ECLI:NL:RBNHO:2020:4995
Rechtbank Noord-Holland
- Eerste aanleg - enkelvoudig
- Rechtspraak.nl
Navorderingsaanslag inkomstenbelasting en premie volksverzekeringen in strijd met correctiebeleid
In deze zaak heeft de Rechtbank Noord-Holland op 10 juli 2020 uitspraak gedaan in een geschil tussen eiseres, [X], en de inspecteur van de Belastingdienst. Eiseres had een navorderingsaanslag inkomstenbelasting en premie volksverzekeringen (IB/PVV) ontvangen voor het jaar 2012, berekend naar een belastbaar inkomen uit werk en woning van € 8.776 en een belastbaar inkomen uit sparen en beleggen van € 980. Na een hoorgesprek op 4 mei 2018 werd de navorderingsaanslag op 10 augustus 2018 verminderd tot een belastbaar inkomen van € 8.933. Eiseres heeft hiertegen beroep ingesteld, dat op 4 september 2018 door de rechtbank is ontvangen.
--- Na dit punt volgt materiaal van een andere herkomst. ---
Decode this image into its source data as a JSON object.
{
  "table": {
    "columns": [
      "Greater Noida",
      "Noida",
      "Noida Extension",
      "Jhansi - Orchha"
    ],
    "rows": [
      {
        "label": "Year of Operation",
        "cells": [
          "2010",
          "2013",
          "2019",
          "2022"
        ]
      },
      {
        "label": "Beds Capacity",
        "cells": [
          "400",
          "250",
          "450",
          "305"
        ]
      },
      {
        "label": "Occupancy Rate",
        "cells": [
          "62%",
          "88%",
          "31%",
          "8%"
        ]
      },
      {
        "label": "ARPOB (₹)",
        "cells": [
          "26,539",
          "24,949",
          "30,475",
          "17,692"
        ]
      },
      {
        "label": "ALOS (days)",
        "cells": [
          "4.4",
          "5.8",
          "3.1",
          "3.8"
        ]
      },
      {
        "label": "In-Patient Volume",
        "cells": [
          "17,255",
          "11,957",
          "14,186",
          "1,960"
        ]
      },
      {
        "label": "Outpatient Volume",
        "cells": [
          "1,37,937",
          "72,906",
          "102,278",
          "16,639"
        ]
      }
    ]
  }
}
De rechtbank heeft vastgesteld dat de navorderingsaanslag is opgelegd in strijd met het correctiebeleid, wat heeft geleid tot de vernietiging van de navorderingsaanslag en de beschikking belastingrente. Eiseres heeft ook verzocht om een immateriële schadevergoeding vanwege de overschrijding van de redelijke termijn van twee jaar. De rechtbank heeft geoordeeld dat de redelijke termijn met 11 maanden is overschreden, wat resulteert in een schadevergoeding van € 1.000, waarvan € 454,54 door verweerder en € 545,45 door de Staat moet worden betaald.
De rechtbank heeft het beroep gegrond verklaard, de uitspraak op bezwaar vernietigd, en verweerder veroordeeld in de proceskosten van eiseres tot een bedrag van € 1.572. De uitspraak is gedaan door mr. B. van Walderveen, in aanwezigheid van mr. M.C. Anema, griffier. De beslissing is niet op een openbare zitting uitgesproken vanwege coronamaatregelen, maar zal alsnog openbaar worden gemaakt zodra dat mogelijk is.